Ik word via een prive bericht benaderd om een gratis proef pakketje van bovenstaande firma te proberen. Ik heb even gegoogled en er zijn nog te veel mensen die hier in trappen en veel geld kwijt zijn, jammer....

Wees gewaarschuwd.

Grtz Mandy

----------


## Raimun

> http://kassa.vara.nl/vraag-beantwoor...ma/cpagina/15/
> 
> Ik word via een prive bericht benaderd om een gratis proef pakketje van bovenstaande firma te proberen. Ik heb even gegoogled en er zijn nog te veel mensen die hier in trappen en veel geld kwijt zijn, jammer....
> 
> Wees gewaarschuwd.
> 
> Grtz Mandy


Bedankt voor de *waarschuwing !!* 
Dit lijkt mij inderdaad 'n twijfelachtige firma ....hun alg. voorwaarden steken juridisch mooi in elkaar !! ...oppassen geblazen dus !!!!
Zeer veel addertjes onder het gras !!..voor de onoplettende consument / slachtoffer ....!!!

Is 'n afdeling van *TETRIX BV ...KvK. Breda !!*

Tot dezelfde groep hoort eveneens : *Crystal Collections* ...
waar je aan identiek dezelfde voorwaarden en volgens hetzelfde vangnet 
krystallen sculpturen kan bestellen ..

Je hebt inderdaad vrij vlug 'n lidmaatschap van 1 jaar aan je broek .;minimale afname van 6 leveringen ....
Meer info vind je ook bij ""* Consuwijzer ""*  waar de praktijken van bedoelde firma's goed gekend zijn !!! 
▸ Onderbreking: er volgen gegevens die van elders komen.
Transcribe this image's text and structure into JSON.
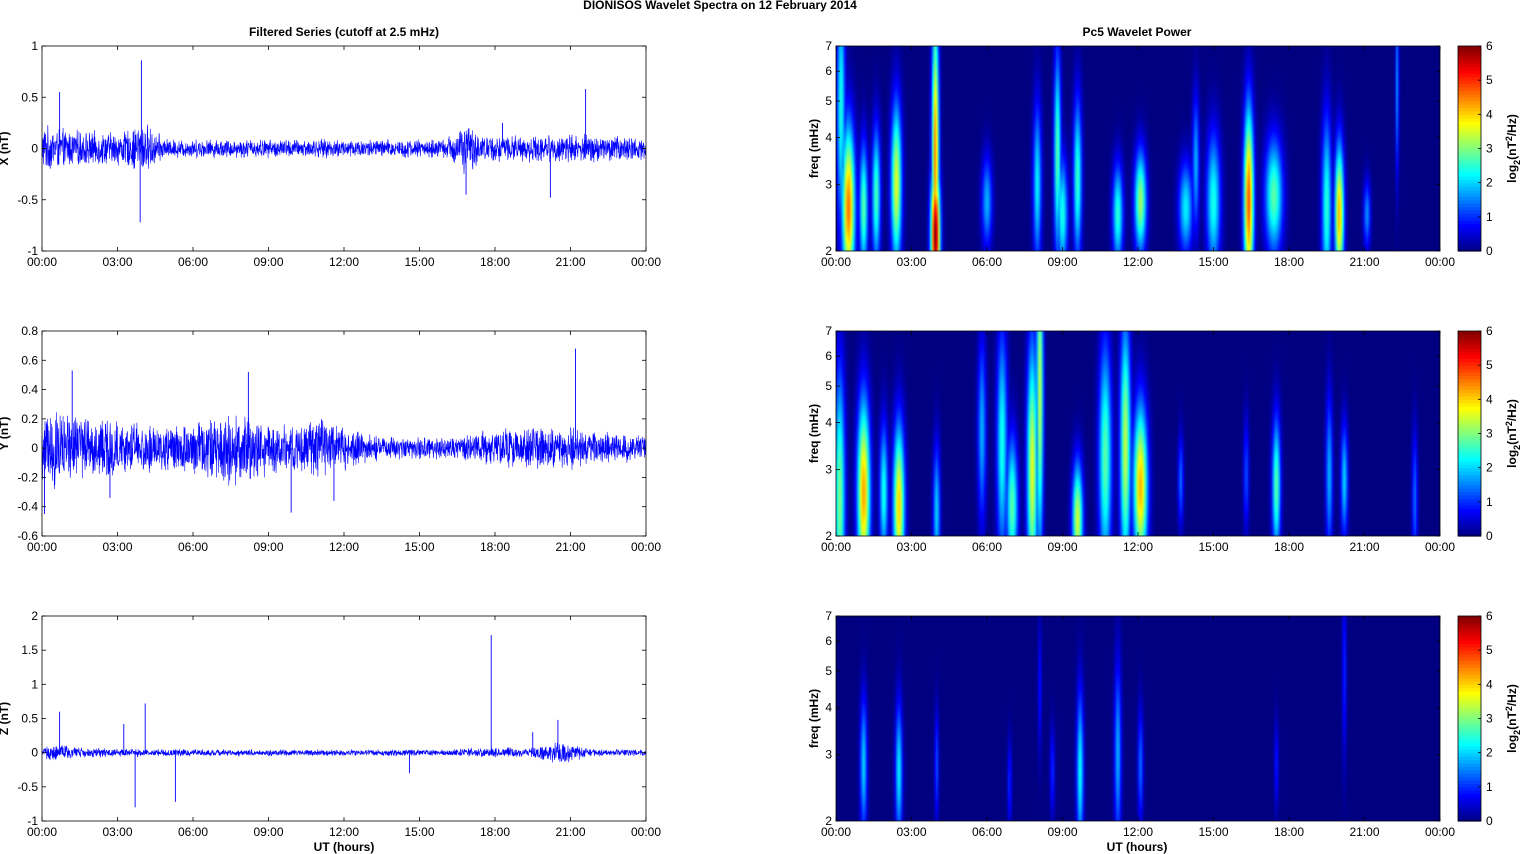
{
  "figure": {
    "title": "DIONISOS Wavelet Spectra on 12 February  2014",
    "left_title": "Filtered Series (cutoff at 2.5 mHz)",
    "right_title": "Pc5 Wavelet Power",
    "xlabel": "UT (hours)"
  },
  "chart_data": [
    {
      "type": "line",
      "panel": "X",
      "ylabel": "X (nT)",
      "xlim": [
        0,
        24
      ],
      "ylim": [
        -1,
        1
      ],
      "xticks": [
        "00:00",
        "03:00",
        "06:00",
        "09:00",
        "12:00",
        "15:00",
        "18:00",
        "21:00",
        "00:00"
      ],
      "yticks": [
        "-1",
        "-0.5",
        "0",
        "0.5",
        "1"
      ],
      "line_color": "#0000ff",
      "envelope": [
        [
          0,
          0.25
        ],
        [
          1,
          0.2
        ],
        [
          2,
          0.18
        ],
        [
          3,
          0.18
        ],
        [
          3.5,
          0.2
        ],
        [
          4,
          0.3
        ],
        [
          4.5,
          0.18
        ],
        [
          5,
          0.1
        ],
        [
          7,
          0.1
        ],
        [
          9,
          0.1
        ],
        [
          12,
          0.1
        ],
        [
          14,
          0.1
        ],
        [
          16,
          0.1
        ],
        [
          16.8,
          0.28
        ],
        [
          17.5,
          0.14
        ],
        [
          19,
          0.14
        ],
        [
          20,
          0.14
        ],
        [
          21,
          0.16
        ],
        [
          22,
          0.15
        ],
        [
          24,
          0.12
        ]
      ],
      "spikes": [
        [
          0.7,
          0.55
        ],
        [
          3.95,
          0.86
        ],
        [
          3.9,
          -0.72
        ],
        [
          16.85,
          -0.45
        ],
        [
          21.6,
          0.58
        ],
        [
          20.2,
          -0.48
        ],
        [
          18.3,
          0.25
        ]
      ]
    },
    {
      "type": "line",
      "panel": "Y",
      "ylabel": "Y (nT)",
      "xlim": [
        0,
        24
      ],
      "ylim": [
        -0.6,
        0.8
      ],
      "xticks": [
        "00:00",
        "03:00",
        "06:00",
        "09:00",
        "12:00",
        "15:00",
        "18:00",
        "21:00",
        "00:00"
      ],
      "yticks": [
        "-0.6",
        "-0.4",
        "-0.2",
        "0",
        "0.2",
        "0.4",
        "0.6",
        "0.8"
      ],
      "line_color": "#0000ff",
      "envelope": [
        [
          0,
          0.3
        ],
        [
          1,
          0.28
        ],
        [
          2,
          0.25
        ],
        [
          3,
          0.2
        ],
        [
          4,
          0.18
        ],
        [
          5,
          0.18
        ],
        [
          6,
          0.2
        ],
        [
          7,
          0.25
        ],
        [
          8,
          0.28
        ],
        [
          9,
          0.2
        ],
        [
          10,
          0.18
        ],
        [
          11,
          0.22
        ],
        [
          12,
          0.18
        ],
        [
          13,
          0.1
        ],
        [
          15,
          0.08
        ],
        [
          17,
          0.1
        ],
        [
          18,
          0.14
        ],
        [
          19,
          0.16
        ],
        [
          20,
          0.16
        ],
        [
          21,
          0.16
        ],
        [
          22,
          0.12
        ],
        [
          24,
          0.1
        ]
      ],
      "spikes": [
        [
          1.2,
          0.53
        ],
        [
          0.1,
          -0.45
        ],
        [
          8.2,
          0.52
        ],
        [
          9.9,
          -0.44
        ],
        [
          21.2,
          0.68
        ],
        [
          2.7,
          -0.34
        ],
        [
          11.6,
          -0.36
        ]
      ]
    },
    {
      "type": "line",
      "panel": "Z",
      "ylabel": "Z (nT)",
      "xlim": [
        0,
        24
      ],
      "ylim": [
        -1,
        2
      ],
      "xticks": [
        "00:00",
        "03:00",
        "06:00",
        "09:00",
        "12:00",
        "15:00",
        "18:00",
        "21:00",
        "00:00"
      ],
      "yticks": [
        "-1",
        "-0.5",
        "0",
        "0.5",
        "1",
        "1.5",
        "2"
      ],
      "line_color": "#0000ff",
      "envelope": [
        [
          0,
          0.08
        ],
        [
          0.6,
          0.15
        ],
        [
          1.5,
          0.08
        ],
        [
          4,
          0.06
        ],
        [
          8,
          0.05
        ],
        [
          12,
          0.05
        ],
        [
          16,
          0.05
        ],
        [
          17.8,
          0.08
        ],
        [
          19.5,
          0.08
        ],
        [
          20.5,
          0.18
        ],
        [
          21.2,
          0.12
        ],
        [
          22,
          0.06
        ],
        [
          24,
          0.05
        ]
      ],
      "spikes": [
        [
          0.7,
          0.6
        ],
        [
          3.7,
          -0.8
        ],
        [
          3.25,
          0.42
        ],
        [
          4.1,
          0.72
        ],
        [
          5.3,
          -0.72
        ],
        [
          17.85,
          1.72
        ],
        [
          14.6,
          -0.3
        ],
        [
          19.5,
          0.3
        ],
        [
          20.5,
          0.48
        ]
      ]
    },
    {
      "type": "heatmap",
      "panel": "X-wavelet",
      "ylabel": "freq (mHz)",
      "ylog": true,
      "xlim": [
        0,
        24
      ],
      "ylim": [
        2,
        7
      ],
      "xticks": [
        "00:00",
        "03:00",
        "06:00",
        "09:00",
        "12:00",
        "15:00",
        "18:00",
        "21:00",
        "00:00"
      ],
      "yticks": [
        "2",
        "3",
        "4",
        "5",
        "6",
        "7"
      ],
      "colorbar_label": "log2(nT^2/Hz)",
      "clim": [
        0,
        6
      ],
      "colorbar_ticks": [
        "0",
        "1",
        "2",
        "3",
        "4",
        "5",
        "6"
      ],
      "blobs": [
        [
          0.2,
          4.8,
          0.12,
          0.55,
          2.4
        ],
        [
          0.5,
          2.6,
          0.18,
          0.35,
          4.6
        ],
        [
          1.1,
          2.6,
          0.12,
          0.28,
          2.8
        ],
        [
          1.6,
          2.8,
          0.12,
          0.3,
          2.7
        ],
        [
          2.4,
          3.0,
          0.15,
          0.35,
          3.6
        ],
        [
          3.95,
          2.2,
          0.13,
          0.3,
          6.0
        ],
        [
          3.95,
          3.6,
          0.1,
          0.6,
          4.5
        ],
        [
          3.95,
          6.5,
          0.06,
          0.35,
          2.8
        ],
        [
          6.0,
          2.7,
          0.15,
          0.2,
          1.8
        ],
        [
          8.0,
          3.0,
          0.12,
          0.35,
          2.2
        ],
        [
          8.8,
          3.6,
          0.1,
          0.45,
          2.8
        ],
        [
          9.0,
          2.5,
          0.15,
          0.25,
          2.4
        ],
        [
          9.6,
          3.1,
          0.12,
          0.35,
          2.6
        ],
        [
          11.2,
          2.5,
          0.15,
          0.22,
          2.5
        ],
        [
          12.1,
          2.7,
          0.17,
          0.22,
          3.2
        ],
        [
          13.9,
          2.6,
          0.2,
          0.2,
          2.2
        ],
        [
          14.3,
          3.4,
          0.1,
          0.3,
          1.8
        ],
        [
          15.0,
          2.7,
          0.2,
          0.3,
          2.4
        ],
        [
          16.4,
          2.7,
          0.14,
          0.4,
          4.8
        ],
        [
          17.4,
          2.8,
          0.25,
          0.25,
          2.8
        ],
        [
          19.5,
          2.6,
          0.14,
          0.4,
          2.5
        ],
        [
          20.0,
          2.5,
          0.13,
          0.3,
          4.2
        ],
        [
          21.1,
          2.5,
          0.1,
          0.15,
          1.6
        ],
        [
          22.3,
          5.5,
          0.05,
          0.4,
          1.6
        ]
      ]
    },
    {
      "type": "heatmap",
      "panel": "Y-wavelet",
      "ylabel": "freq (mHz)",
      "ylog": true,
      "xlim": [
        0,
        24
      ],
      "ylim": [
        2,
        7
      ],
      "xticks": [
        "00:00",
        "03:00",
        "06:00",
        "09:00",
        "12:00",
        "15:00",
        "18:00",
        "21:00",
        "00:00"
      ],
      "yticks": [
        "2",
        "3",
        "4",
        "5",
        "6",
        "7"
      ],
      "colorbar_label": "log2(nT^2/Hz)",
      "clim": [
        0,
        6
      ],
      "colorbar_ticks": [
        "0",
        "1",
        "2",
        "3",
        "4",
        "5",
        "6"
      ],
      "blobs": [
        [
          0.15,
          2.5,
          0.15,
          0.55,
          3.0
        ],
        [
          1.1,
          2.6,
          0.18,
          0.4,
          4.3
        ],
        [
          1.9,
          2.6,
          0.12,
          0.3,
          2.4
        ],
        [
          2.5,
          2.4,
          0.16,
          0.35,
          4.0
        ],
        [
          4.0,
          2.3,
          0.1,
          0.3,
          2.0
        ],
        [
          5.8,
          3.8,
          0.12,
          0.4,
          1.8
        ],
        [
          6.6,
          3.5,
          0.15,
          0.5,
          2.4
        ],
        [
          7.0,
          2.4,
          0.16,
          0.3,
          2.8
        ],
        [
          7.8,
          3.0,
          0.15,
          0.55,
          3.6
        ],
        [
          8.1,
          4.8,
          0.1,
          0.7,
          3.4
        ],
        [
          9.6,
          2.2,
          0.15,
          0.25,
          3.5
        ],
        [
          10.7,
          3.2,
          0.18,
          0.5,
          2.8
        ],
        [
          11.5,
          3.4,
          0.15,
          0.55,
          3.4
        ],
        [
          12.1,
          2.7,
          0.2,
          0.35,
          4.2
        ],
        [
          13.7,
          2.8,
          0.08,
          0.2,
          1.4
        ],
        [
          16.3,
          2.9,
          0.08,
          0.25,
          1.2
        ],
        [
          17.5,
          2.7,
          0.12,
          0.3,
          2.8
        ],
        [
          19.6,
          2.9,
          0.1,
          0.35,
          1.8
        ],
        [
          20.2,
          2.8,
          0.1,
          0.25,
          2.0
        ],
        [
          23.0,
          2.5,
          0.08,
          0.3,
          1.4
        ]
      ]
    },
    {
      "type": "heatmap",
      "panel": "Z-wavelet",
      "ylabel": "freq (mHz)",
      "ylog": true,
      "xlim": [
        0,
        24
      ],
      "ylim": [
        2,
        7
      ],
      "xticks": [
        "00:00",
        "03:00",
        "06:00",
        "09:00",
        "12:00",
        "15:00",
        "18:00",
        "21:00",
        "00:00"
      ],
      "yticks": [
        "2",
        "3",
        "4",
        "5",
        "6",
        "7"
      ],
      "colorbar_label": "log2(nT^2/Hz)",
      "clim": [
        0,
        6
      ],
      "colorbar_ticks": [
        "0",
        "1",
        "2",
        "3",
        "4",
        "5",
        "6"
      ],
      "blobs": [
        [
          1.1,
          2.8,
          0.1,
          0.3,
          2.0
        ],
        [
          2.5,
          2.7,
          0.1,
          0.3,
          2.2
        ],
        [
          4.0,
          2.8,
          0.06,
          0.25,
          1.2
        ],
        [
          6.9,
          2.5,
          0.06,
          0.2,
          1.0
        ],
        [
          8.1,
          4.5,
          0.05,
          0.3,
          0.9
        ],
        [
          8.6,
          2.7,
          0.07,
          0.2,
          1.0
        ],
        [
          9.7,
          2.7,
          0.1,
          0.35,
          2.3
        ],
        [
          11.2,
          3.0,
          0.1,
          0.4,
          1.8
        ],
        [
          12.1,
          2.8,
          0.08,
          0.25,
          1.4
        ],
        [
          17.5,
          2.8,
          0.06,
          0.2,
          0.9
        ],
        [
          20.2,
          5.0,
          0.06,
          0.4,
          1.0
        ]
      ]
    }
  ]
}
*Bij deze nog 'n bericht aan "" Maartje "" ??....*
Welke leuke verrassingen jij nog in petto hebt voor de leden van dit forum mag Joost weten !!
Dit is niet zo'n leuke !!...die je zeker niet meer in 'n privé bericht hoeft te zenden !! 
of... schuw je de openbaarheid ????..en heb je andere belangen die meespelen ????

----------